Snapshot-Replication Site-2-Site slow

Hello everyone,

I am completely new to the TrueNAS world.

We have replaced our old QNAP at work with two identical TrueNAS systems on Super Micro hardware.

Dragonfish-24.04.1.1
AMD EPYC 7313P 16-Core Processor
128GB ECC RAM
Kioxia SAS NVMe and so on

We use the TrueNAS at the server location as a Veeam repository and would like to copy the snapshots to the second system, which is located in an external data center.

A Fortigate is used on our side and an OPNsense on the remote side. Both are symmetrically connected via an IPsec tunnel and 1 Gbit/s each.

We can now push the data from NAS A to NAS B, but are pretty much limited to 50 Mbit/s. I’ve been messing around with SSH and SSH + Netcat for days now, but can’t get above 50 Mbit/s. I have checked the firewalls umpteen times. Everything that should go through, goes through. Traffic shapers are not active.

The iperf test also brings a maximum of 50 Mbit/s from A to B. From B to A, however, a good 960 Mbit/s.

I am at my wit’s end. Perhaps one of you has a tip on how I can debug the problem.

This is your issue.

You need to fix this first.

I’m sorry, not even sure where to start.

Seems to be a ISP bandwidth limitation on the upload side.
Are you on Cable?
Try running Speedtest:

Thank you for your answers.

The problem is definitely somehow along the way and is not a general one. Our site also has an Enterprise grade line. All other services are working at full speed. If I let the two old QNAP replicate via rsync, then they also use the full bandwidth. Only the TrueNAS don’t seem to get along with each other.

I will test this up and down again tomorrow and call in another service provider to check the network where the bottleneck is.

Yeah, that your iperf3 showed 50 from A to B says there is an issue there. Could be an upstream router or any number of things. Until the iperf3 can be fixed, you will not beat it.

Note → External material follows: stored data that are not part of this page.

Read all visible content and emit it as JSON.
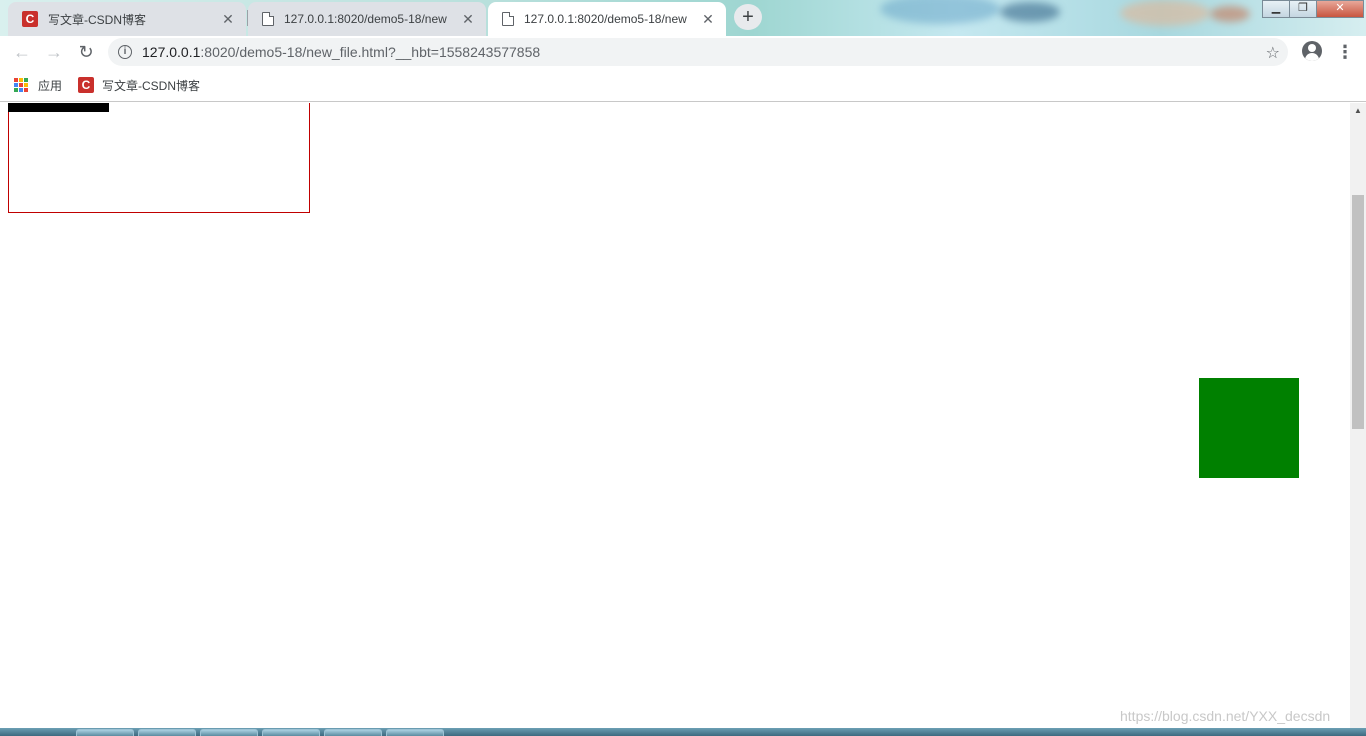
{
  "tabs": [
    {
      "label": "写文章-CSDN博客",
      "icon": "csdn-icon",
      "active": false
    },
    {
      "label": "127.0.0.1:8020/demo5-18/new",
      "icon": "file-icon",
      "active": false
    },
    {
      "label": "127.0.0.1:8020/demo5-18/new",
      "icon": "file-icon",
      "active": true
    }
  ],
  "toolbar": {
    "url_host": "127.0.0.1",
    "url_rest": ":8020/demo5-18/new_file.html?__hbt=1558243577858"
  },
  "bookmarks": [
    {
      "label": "应用",
      "icon": "apps-icon"
    },
    {
      "label": "写文章-CSDN博客",
      "icon": "csdn-icon"
    }
  ],
  "page": {
    "colors": {
      "box_border": "#c00000",
      "bar": "#000000",
      "square": "#008000"
    }
  },
  "watermark": "https://blog.csdn.net/YXX_decsdn"
}
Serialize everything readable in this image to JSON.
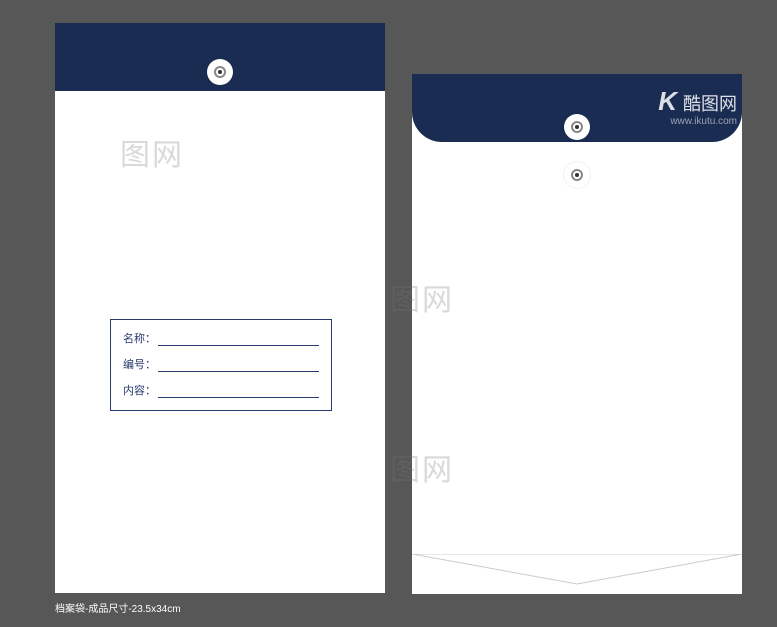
{
  "info_box": {
    "label_name": "名称：",
    "label_number": "编号：",
    "label_content": "内容："
  },
  "caption": "档案袋-成品尺寸-23.5x34cm",
  "watermarks": {
    "text": "图网",
    "logo_k": "K",
    "logo_text": "酷图网",
    "url": "www.ikutu.com"
  }
}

I wish I only had 50 up. :grinning:

1 Like

Hello everyone,

First of all, thank you for all the answers.

We spent 8 hours (!) yesterday with an external network technician testing everything up and down. The result is probably that the TrueNAS only ever sets up a TCP stream, just like our iperf tests. If we add the parameter -P to iperf and define e.g. 50 streams, I get over 900 Mbit/s on the WAN route.

Our QNAPs used to do an ordinary rsync and also utilised almost the entire bandwidth. So I don’t currently understand how I can manage this with the two TrueNAS.

What is the RTT between the end points?

But don’t forget that A to B without parallel streams is 50, but B to A is 960 according to the original post. So, there is still a difference and some sort of issue. I agree to check the trip time, I suspect that will better define the issue. I don’t think you can make zfs use multiple streams. That being said, after the initial send completes, I suspect that replication will perform faster than rsync due to how it works.

Another thing I would wonder is the performance of the receiving side machine, i.e., is it performing the fastest it can and perhaps there is a limit there on the receiving zfs machine.

If it turns out the trip time is quite large compared to the other direction, there are some potential benefits via adjusting the tcp window scaling and size. RFC1323.

With the RTT we can work out the BDP.

The max TCP window size needs to be configured to be about 2x the BDP.

50 streams reduces the bandwidth by 50x thus reducing the BDP by 50x, thus possibly allowing maximum bandwidth to be achieved.

TCP can’t scale the window past the maximum window size, and you need a very large window to deal with long fat pipes…

So… what’s the RTT :wink:

1 Like

Thanks again for the answers,

the RTT over IPsec VPN from source to destination is <8ms.
From Destination to Source also <8ms.

Another thing I would wonder is the performance of the receiving side machine, i.e., is it performing the fastest it can and perhaps there is a limit there on the receiving zfs machine.

I doubt that, as both systems are exactly the same.

As I work with @Hunduster, i just wanted to add some Information.

We spend another 2 hours with external network techicans and observed the following:
iPerf with only one TCP stream get’s us about 200-400Mbit’s Upload to and from both sides. Adding TCP Streams, increases the Bandwith to 980Mbit’s with 6 Streams.

With one Stream it’s still about 4-6 Times as fast, as the ZFS replication.
Via an iPSEC Tunnel, or via DNAT.

Is anyone aware of a way to cap the maximum bandwith while replication in TrueNAS? Maybe via CLI or somethin the like.